○茨城大学教育学部附属中学校いじめ防止基本方針
改正
 
 
 
                      令和2年6月1日制定
              改正:令和5年5月1日、令和6年3月19日
                 令和7年2月19日、令和7年8月28日
                 令和8年4月3日
1 目的
いじめ防止対策推進法(平成25年法律第71号。以下「法」という。)第13条の規定に基づき、茨城大学教育学部附属中学校(以下「学校」という。)の生徒の尊厳を守り、生徒が安心して充実した学校生活を送ることができるように取り組むため、「茨城大学教育学部附属中学校いじめ防止基本方針」(以下「附属中学校いじめ防止基本方針」という。)を定める。
2 いじめ防止のための基本的な考え方
(1) いじめとは、法第2条に規定されるとおり、生徒に対して、当該生徒が在籍する学校に在籍している等当該生徒と一定の人的関係にある他の生徒が行う心理的又は物理的な影響を与える行為(インターネットを通じて行われるものを含む。)であって、当該行為の対象となった生徒が心身の苦痛を感じているものをいう。

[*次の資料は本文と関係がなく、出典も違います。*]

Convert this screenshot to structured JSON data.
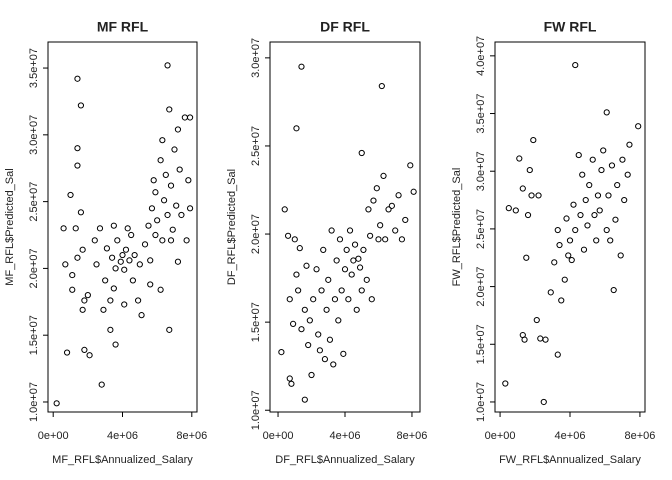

(2) いじめの防止等のための対策は、次の法令等に基づき取り組む。
ア いじめ防止対策推進法(平成25年法律第71号)
イ いじめの防止等のための基本的な方針(平成25年10月11日文部科学大臣決定)(最終改定 平成29年3月14日)(以下「基本方針」という。)
ウ いじめの重大事態の調査に関するガイドライン(令和6年8月文部科学省)
(3) いじめが全ての生徒に関係する問題であることに鑑み、生徒が安心して学習その他の活動に取り組むことができるよう、学校の内外を問わずいじめが行われなくなるようにすること、また、全ての生徒がいじめを行わず、及び他の生徒に対して行われるいじめを認識しながらこれを放置することがないようにするため、いじめが生徒の心身に及ぼす影響その他のいじめの問題に関する生徒の理解を深めることを旨として行う。

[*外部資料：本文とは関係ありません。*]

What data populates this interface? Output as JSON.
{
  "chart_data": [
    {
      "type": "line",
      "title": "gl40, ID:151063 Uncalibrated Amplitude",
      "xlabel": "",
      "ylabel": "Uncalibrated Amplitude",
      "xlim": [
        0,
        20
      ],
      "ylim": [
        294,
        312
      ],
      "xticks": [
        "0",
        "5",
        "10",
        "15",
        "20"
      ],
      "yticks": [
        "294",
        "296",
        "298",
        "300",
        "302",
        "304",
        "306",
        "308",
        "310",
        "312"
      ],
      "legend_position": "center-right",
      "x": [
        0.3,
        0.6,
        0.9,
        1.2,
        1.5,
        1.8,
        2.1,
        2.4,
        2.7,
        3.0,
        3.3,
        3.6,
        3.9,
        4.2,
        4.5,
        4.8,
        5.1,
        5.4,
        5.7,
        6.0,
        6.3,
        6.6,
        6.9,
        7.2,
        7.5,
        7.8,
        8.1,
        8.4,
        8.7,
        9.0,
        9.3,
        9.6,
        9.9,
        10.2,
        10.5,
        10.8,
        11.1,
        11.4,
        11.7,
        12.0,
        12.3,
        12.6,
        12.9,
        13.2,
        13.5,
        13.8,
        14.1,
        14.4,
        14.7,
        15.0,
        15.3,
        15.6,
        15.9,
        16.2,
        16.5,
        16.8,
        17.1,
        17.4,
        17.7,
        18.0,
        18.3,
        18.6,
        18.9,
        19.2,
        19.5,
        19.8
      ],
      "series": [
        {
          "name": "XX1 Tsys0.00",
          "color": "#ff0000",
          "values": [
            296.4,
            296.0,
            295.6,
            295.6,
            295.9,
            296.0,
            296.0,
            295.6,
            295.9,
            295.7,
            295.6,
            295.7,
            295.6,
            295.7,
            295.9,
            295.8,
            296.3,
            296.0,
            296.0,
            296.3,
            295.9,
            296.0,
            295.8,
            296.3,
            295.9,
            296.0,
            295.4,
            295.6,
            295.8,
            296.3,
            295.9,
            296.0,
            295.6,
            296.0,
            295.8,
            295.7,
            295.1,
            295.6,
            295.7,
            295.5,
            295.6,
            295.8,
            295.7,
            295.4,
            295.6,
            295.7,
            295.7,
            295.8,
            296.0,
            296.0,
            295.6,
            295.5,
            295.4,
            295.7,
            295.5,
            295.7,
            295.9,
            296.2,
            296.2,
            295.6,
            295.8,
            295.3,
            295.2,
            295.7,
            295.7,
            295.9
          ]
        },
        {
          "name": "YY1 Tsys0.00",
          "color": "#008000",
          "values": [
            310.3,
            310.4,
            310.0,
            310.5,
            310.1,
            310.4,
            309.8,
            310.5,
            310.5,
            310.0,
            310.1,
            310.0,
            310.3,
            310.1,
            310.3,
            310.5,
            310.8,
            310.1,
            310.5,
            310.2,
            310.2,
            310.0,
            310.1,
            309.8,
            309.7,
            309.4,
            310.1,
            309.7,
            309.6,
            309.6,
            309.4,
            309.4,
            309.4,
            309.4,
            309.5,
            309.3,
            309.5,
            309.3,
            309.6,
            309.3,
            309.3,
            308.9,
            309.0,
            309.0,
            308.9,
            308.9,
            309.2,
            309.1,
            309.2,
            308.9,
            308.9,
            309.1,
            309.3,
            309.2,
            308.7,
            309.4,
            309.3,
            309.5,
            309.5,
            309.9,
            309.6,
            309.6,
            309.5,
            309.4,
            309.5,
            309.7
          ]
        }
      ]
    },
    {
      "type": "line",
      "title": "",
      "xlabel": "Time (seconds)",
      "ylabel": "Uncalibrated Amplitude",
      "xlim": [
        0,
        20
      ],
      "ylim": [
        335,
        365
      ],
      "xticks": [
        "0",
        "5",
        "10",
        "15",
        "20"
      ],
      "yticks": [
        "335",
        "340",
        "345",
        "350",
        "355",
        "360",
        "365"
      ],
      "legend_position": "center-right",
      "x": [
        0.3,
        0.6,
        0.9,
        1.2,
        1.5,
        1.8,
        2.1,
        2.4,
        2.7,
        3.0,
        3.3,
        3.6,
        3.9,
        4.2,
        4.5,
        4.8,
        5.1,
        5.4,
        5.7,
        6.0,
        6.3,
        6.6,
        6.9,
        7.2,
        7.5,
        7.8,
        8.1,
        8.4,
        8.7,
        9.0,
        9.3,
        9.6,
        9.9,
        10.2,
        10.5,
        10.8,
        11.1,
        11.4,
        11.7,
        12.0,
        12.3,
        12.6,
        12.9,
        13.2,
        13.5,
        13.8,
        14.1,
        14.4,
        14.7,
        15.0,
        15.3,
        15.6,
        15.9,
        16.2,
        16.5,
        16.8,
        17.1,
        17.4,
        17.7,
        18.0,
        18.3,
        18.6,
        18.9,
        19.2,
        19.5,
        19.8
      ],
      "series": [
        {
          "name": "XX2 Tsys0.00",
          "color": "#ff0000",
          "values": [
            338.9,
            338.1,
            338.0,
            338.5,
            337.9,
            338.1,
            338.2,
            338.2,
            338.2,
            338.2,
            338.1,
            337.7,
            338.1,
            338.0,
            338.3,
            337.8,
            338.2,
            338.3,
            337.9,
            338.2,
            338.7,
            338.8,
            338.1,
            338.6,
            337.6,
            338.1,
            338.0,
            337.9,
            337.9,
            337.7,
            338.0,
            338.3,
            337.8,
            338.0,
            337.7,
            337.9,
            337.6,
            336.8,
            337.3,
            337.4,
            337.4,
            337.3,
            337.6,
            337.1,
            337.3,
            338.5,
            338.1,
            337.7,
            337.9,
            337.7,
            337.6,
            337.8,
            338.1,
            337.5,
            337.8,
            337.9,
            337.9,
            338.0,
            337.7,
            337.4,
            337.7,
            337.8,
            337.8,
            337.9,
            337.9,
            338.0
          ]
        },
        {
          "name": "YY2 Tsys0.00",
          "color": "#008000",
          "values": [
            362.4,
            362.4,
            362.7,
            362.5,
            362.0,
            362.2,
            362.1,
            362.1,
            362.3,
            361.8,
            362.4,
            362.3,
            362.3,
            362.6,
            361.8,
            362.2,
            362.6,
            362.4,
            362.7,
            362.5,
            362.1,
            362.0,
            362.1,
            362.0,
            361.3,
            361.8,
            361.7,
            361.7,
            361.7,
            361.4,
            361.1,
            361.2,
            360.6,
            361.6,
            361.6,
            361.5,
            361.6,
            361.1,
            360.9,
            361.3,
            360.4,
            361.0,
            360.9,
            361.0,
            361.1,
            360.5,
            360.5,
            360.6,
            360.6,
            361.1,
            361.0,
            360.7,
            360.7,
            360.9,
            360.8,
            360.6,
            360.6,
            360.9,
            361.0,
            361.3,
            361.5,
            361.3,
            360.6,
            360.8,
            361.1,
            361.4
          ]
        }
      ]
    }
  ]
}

(4) いじめを受けた生徒の生命及び心身を保護することが特に重要であることを認識しつつ、国、地方公共団体、附属学校園、地域住民、家庭その他の関係者の連携の下、いじめの問題を克服することを目指す。
(5) いじめの兆候を把握したときには、一人の教師対応ではなく、速やかに校長、副校長又は教頭、生徒指導主事又は学年主任のいずれかに報告するとともに、附属中学校いじめ防止対策委員会(以下「いじめ防止対策委員会」という。)を開いて組織的に対応する。
(6) けんかやふざけ合い等を軽視せず、見えないところで被害が発生している場合があることを想定して問題行動の背景や事情の調査を確実に行い、いじめに該当するか否かを判断するものとする。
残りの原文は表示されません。